Satellite photos show China making rapid progress in building new islands in the Spratly islands. Some of these new islands are large enough for airstrips long enough to support warplanes, but most are suitable only for light transports and helicopters. This, however, makes these new islands suitable as staging areas for helicopter raids on nearby small islands claimed, or even occupied, by another nation. In effect, these new islands have become permanent aircraft carriers dotting the disputed islands of the South China Sea.
In the last year or so China has rapidly gone from building platforms to bringing in dredging ships and piling up sand into new islands. Thus Hughes reef, which has had a 380 square meter (4,100 square feet) raised platform since 2004 has in the last six months had that expanded by dredging to a 75,000 square meter (18 acre) island with an airstrip and buildings now under construction. Similar platform building and island creation is under way at other reefs (Johnson South, Gaven Reefs and Fiery Cross Reef) in the Spratlys.

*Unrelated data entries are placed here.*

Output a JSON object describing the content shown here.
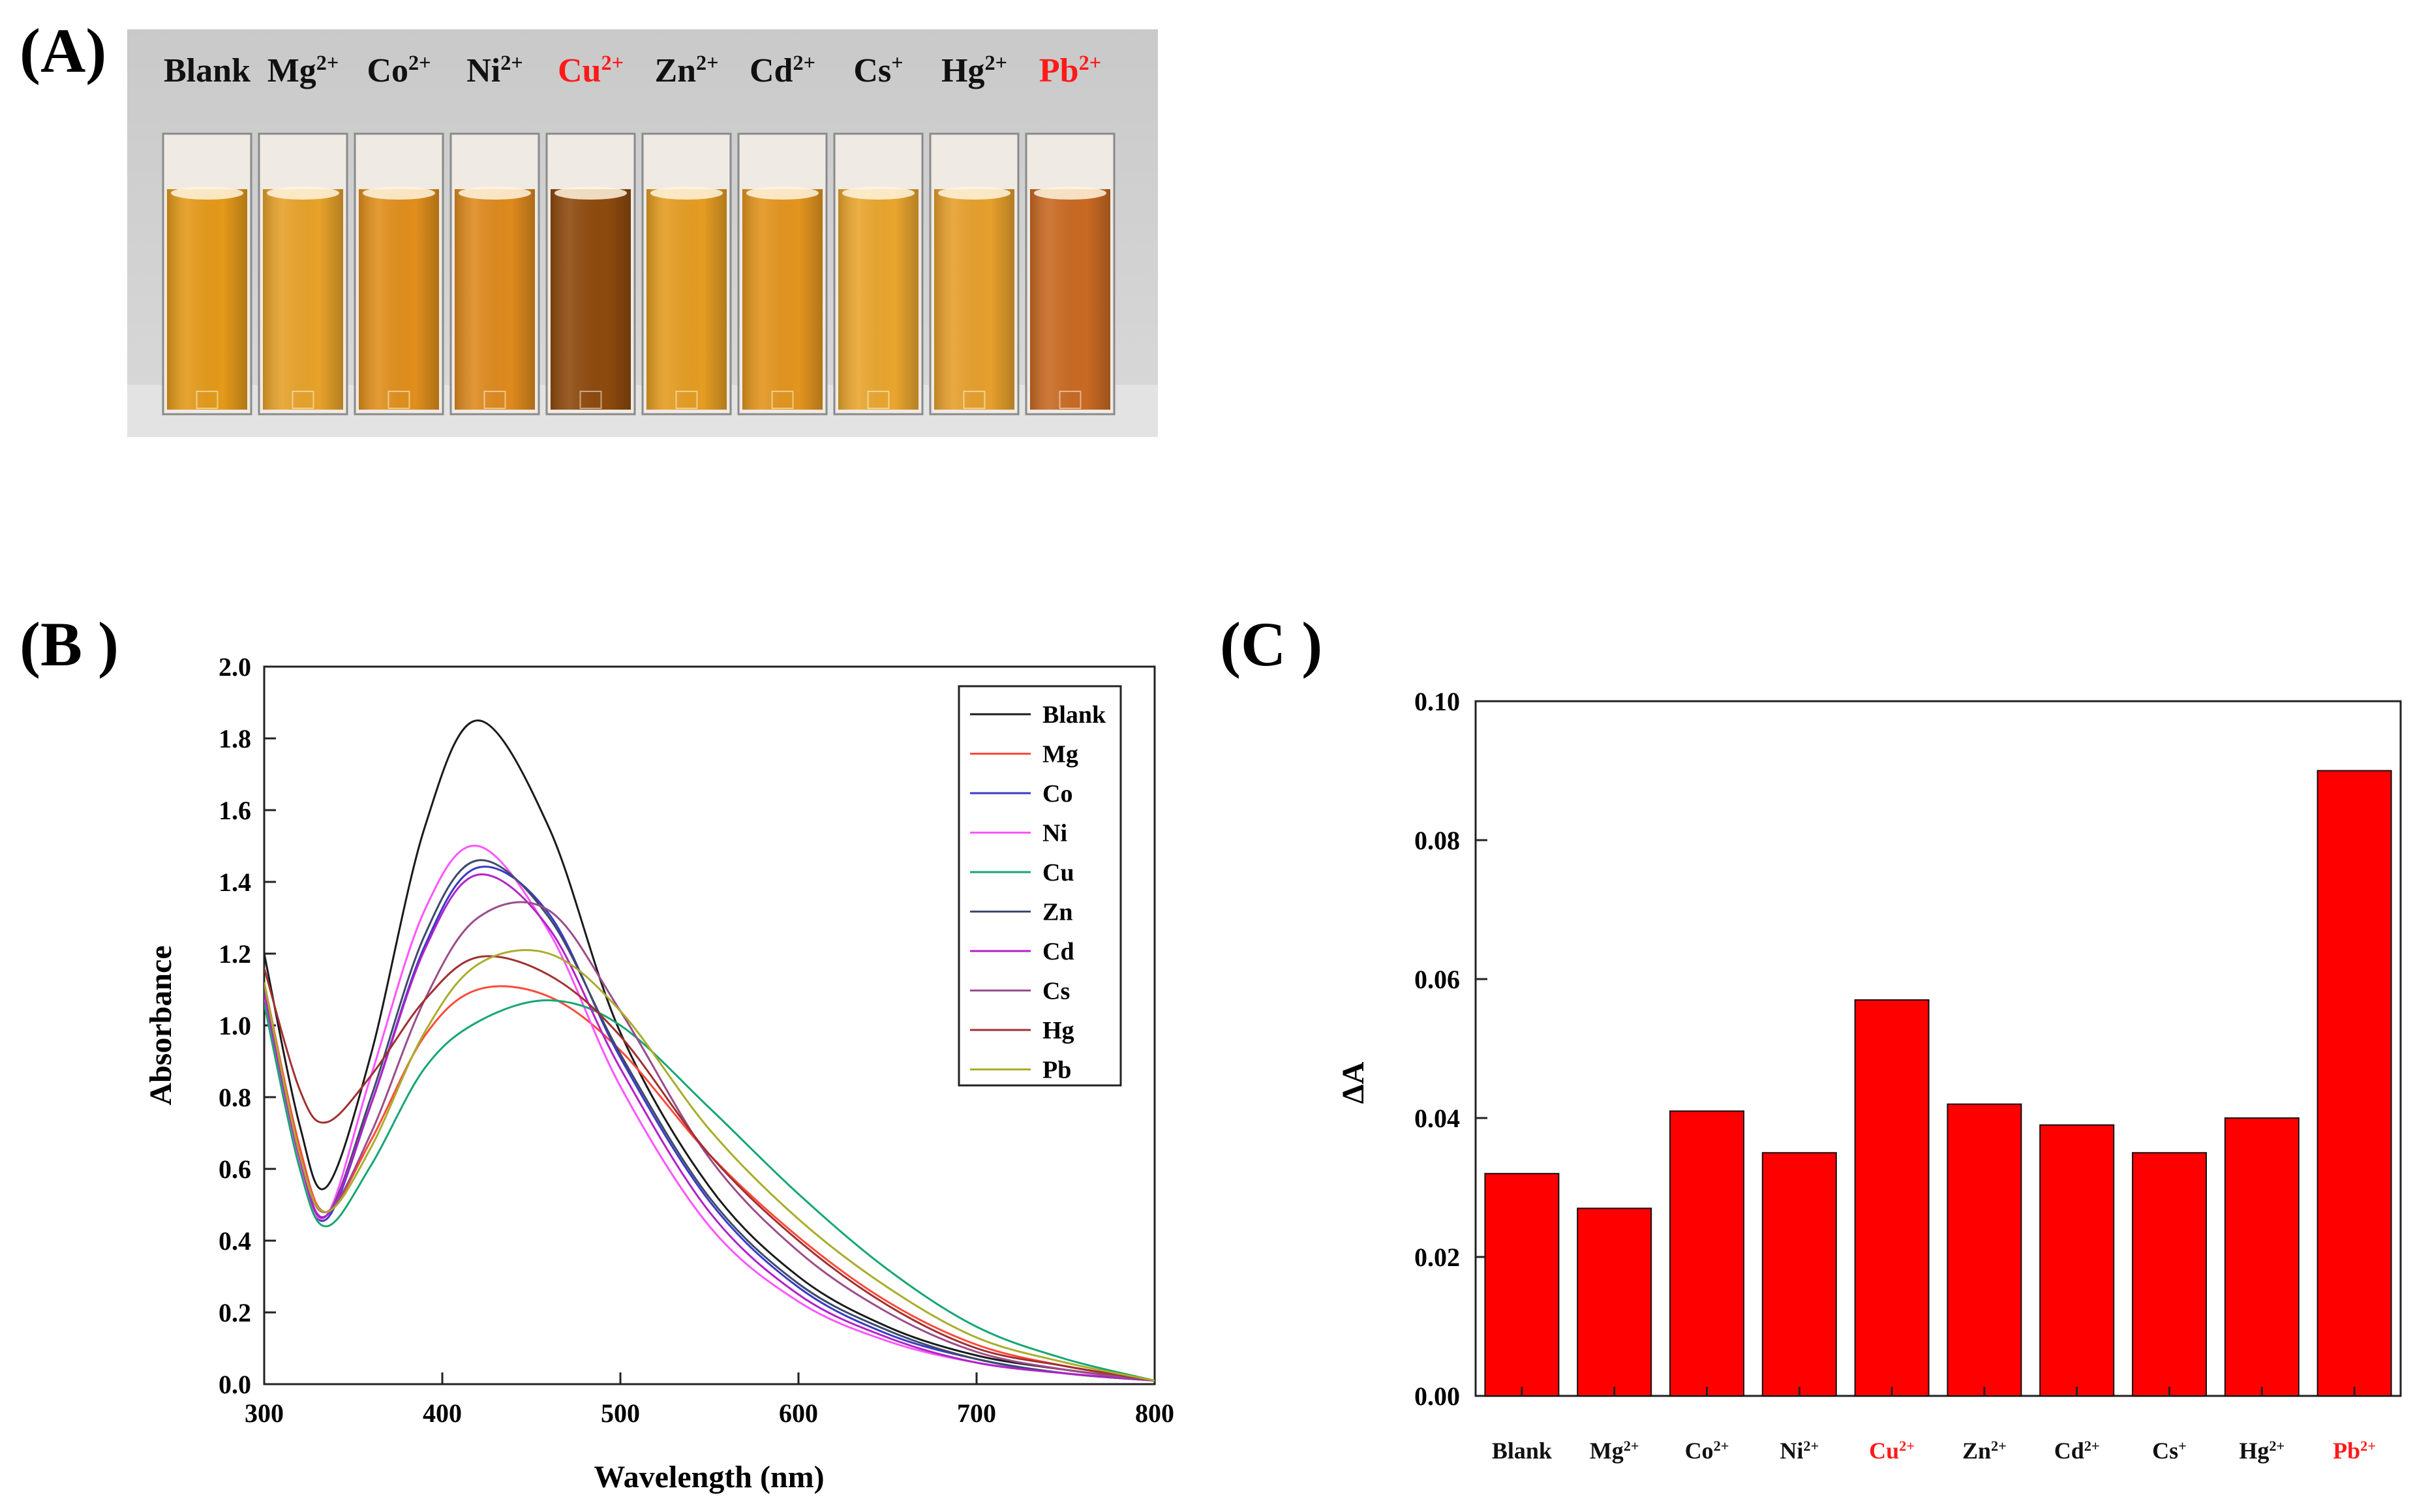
{
  "figure": {
    "panel_a_label": "(A)",
    "panel_b_label": "(B )",
    "panel_c_label": "(C )"
  },
  "photo": {
    "labels": [
      "Blank",
      "Mg",
      "Co",
      "Ni",
      "Cu",
      "Zn",
      "Cd",
      "Cs",
      "Hg",
      "Pb"
    ],
    "charges": [
      "",
      "2+",
      "2+",
      "2+",
      "2+",
      "2+",
      "2+",
      "+",
      "2+",
      "2+"
    ],
    "highlight_color": "#ff1a1a",
    "highlight_ions": [
      "Cu",
      "Pb"
    ],
    "cuvette_colors": [
      "#e49a1a",
      "#e7a22a",
      "#e08f1c",
      "#de8a1e",
      "#8e4a0e",
      "#e59d22",
      "#e3951e",
      "#e9a62e",
      "#e6a02c",
      "#c96a23"
    ]
  },
  "chart_data": [
    {
      "type": "line",
      "title": "",
      "xlabel": "Wavelength (nm)",
      "ylabel": "Absorbance",
      "xlim": [
        300,
        800
      ],
      "ylim": [
        0,
        2.0
      ],
      "xticks": [
        "300",
        "400",
        "500",
        "600",
        "700",
        "800"
      ],
      "yticks": [
        "0.0",
        "0.2",
        "0.4",
        "0.6",
        "0.8",
        "1.0",
        "1.2",
        "1.4",
        "1.6",
        "1.8",
        "2.0"
      ],
      "legend_position": "top-right",
      "x": [
        300,
        320,
        335,
        360,
        390,
        420,
        460,
        500,
        550,
        600,
        650,
        700,
        750,
        800
      ],
      "series": [
        {
          "name": "Blank",
          "color": "#1a1a1a",
          "values": [
            1.2,
            0.72,
            0.55,
            0.92,
            1.55,
            1.85,
            1.55,
            0.98,
            0.55,
            0.3,
            0.16,
            0.08,
            0.04,
            0.01
          ]
        },
        {
          "name": "Mg",
          "color": "#ff4a3a",
          "values": [
            1.12,
            0.66,
            0.48,
            0.68,
            0.97,
            1.1,
            1.08,
            0.93,
            0.64,
            0.41,
            0.23,
            0.11,
            0.05,
            0.01
          ]
        },
        {
          "name": "Co",
          "color": "#3a3ac8",
          "values": [
            1.1,
            0.62,
            0.46,
            0.78,
            1.22,
            1.44,
            1.31,
            0.91,
            0.51,
            0.27,
            0.14,
            0.07,
            0.03,
            0.01
          ]
        },
        {
          "name": "Ni",
          "color": "#ff55ff",
          "values": [
            1.08,
            0.62,
            0.47,
            0.86,
            1.32,
            1.5,
            1.26,
            0.83,
            0.44,
            0.23,
            0.12,
            0.06,
            0.03,
            0.01
          ]
        },
        {
          "name": "Cu",
          "color": "#17a673",
          "values": [
            1.06,
            0.6,
            0.44,
            0.61,
            0.88,
            1.01,
            1.07,
            1.0,
            0.77,
            0.53,
            0.32,
            0.16,
            0.07,
            0.01
          ]
        },
        {
          "name": "Zn",
          "color": "#3d4a6a",
          "values": [
            1.1,
            0.63,
            0.47,
            0.8,
            1.25,
            1.46,
            1.3,
            0.92,
            0.52,
            0.28,
            0.15,
            0.07,
            0.03,
            0.01
          ]
        },
        {
          "name": "Cd",
          "color": "#b222c8",
          "values": [
            1.09,
            0.63,
            0.47,
            0.78,
            1.21,
            1.42,
            1.27,
            0.88,
            0.48,
            0.25,
            0.13,
            0.06,
            0.03,
            0.01
          ]
        },
        {
          "name": "Cs",
          "color": "#9a4d8a",
          "values": [
            1.11,
            0.64,
            0.48,
            0.7,
            1.07,
            1.3,
            1.32,
            1.04,
            0.63,
            0.37,
            0.2,
            0.09,
            0.04,
            0.01
          ]
        },
        {
          "name": "Hg",
          "color": "#a03030",
          "values": [
            1.16,
            0.82,
            0.73,
            0.86,
            1.07,
            1.19,
            1.14,
            0.97,
            0.64,
            0.4,
            0.22,
            0.1,
            0.05,
            0.01
          ]
        },
        {
          "name": "Pb",
          "color": "#a9ad2b",
          "values": [
            1.12,
            0.64,
            0.48,
            0.66,
            0.98,
            1.17,
            1.2,
            1.04,
            0.71,
            0.46,
            0.27,
            0.13,
            0.06,
            0.01
          ]
        }
      ]
    },
    {
      "type": "bar",
      "title": "",
      "xlabel": "",
      "ylabel": "ΔA",
      "ylim": [
        0,
        0.1
      ],
      "yticks": [
        "0.00",
        "0.02",
        "0.04",
        "0.06",
        "0.08",
        "0.10"
      ],
      "categories": [
        "Blank",
        "Mg",
        "Co",
        "Ni",
        "Cu",
        "Zn",
        "Cd",
        "Cs",
        "Hg",
        "Pb"
      ],
      "charges": [
        "",
        "2+",
        "2+",
        "2+",
        "2+",
        "2+",
        "2+",
        "+",
        "2+",
        "2+"
      ],
      "values": [
        0.032,
        0.027,
        0.041,
        0.035,
        0.057,
        0.042,
        0.039,
        0.035,
        0.04,
        0.09
      ],
      "bar_color": "#ff0000",
      "highlight_color": "#ff1a1a",
      "highlight_categories": [
        "Cu",
        "Pb"
      ]
    }
  ]
}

China is particularly concerned about gaining control of the Spratlys, a group of some 100 islets, atolls, and reefs that total only about 5 square kilometers (1,200 acres) of land, but sprawl across some 410,000 square kilometers of the South China Sea. Set amid some of the world's most productive fishing grounds, the islands are believed to have enormous oil and gas reserves. Several nations have overlapping claims on the group. About 45 of the islands are currently occupied by small numbers of military personnel. China claims them all, but long occupied only 8 while Vietnam has occupied or marked 25, the Philippines 8, Malaysia 6, and Taiwan one. Now China is building platforms and new islands all over the Spratly chain giving it a legal (at least according to China) claim to all of the Spratly Islands.
All these new islands have to be supplied with food, water, fuel and other necessities from the mainland. Most of this is by ship but the addition of airstrips provides the ability to make emergency deliveries by air. The platforms are kept because during major storms these low lying artificial islands are often flooded. The platforms provide an emergency refuge for the small garrisons on these islands. Other nations believe all this platform and island building can mean only one things, an eventual Chinese attack on the claims (and island garrisons) of other claimants.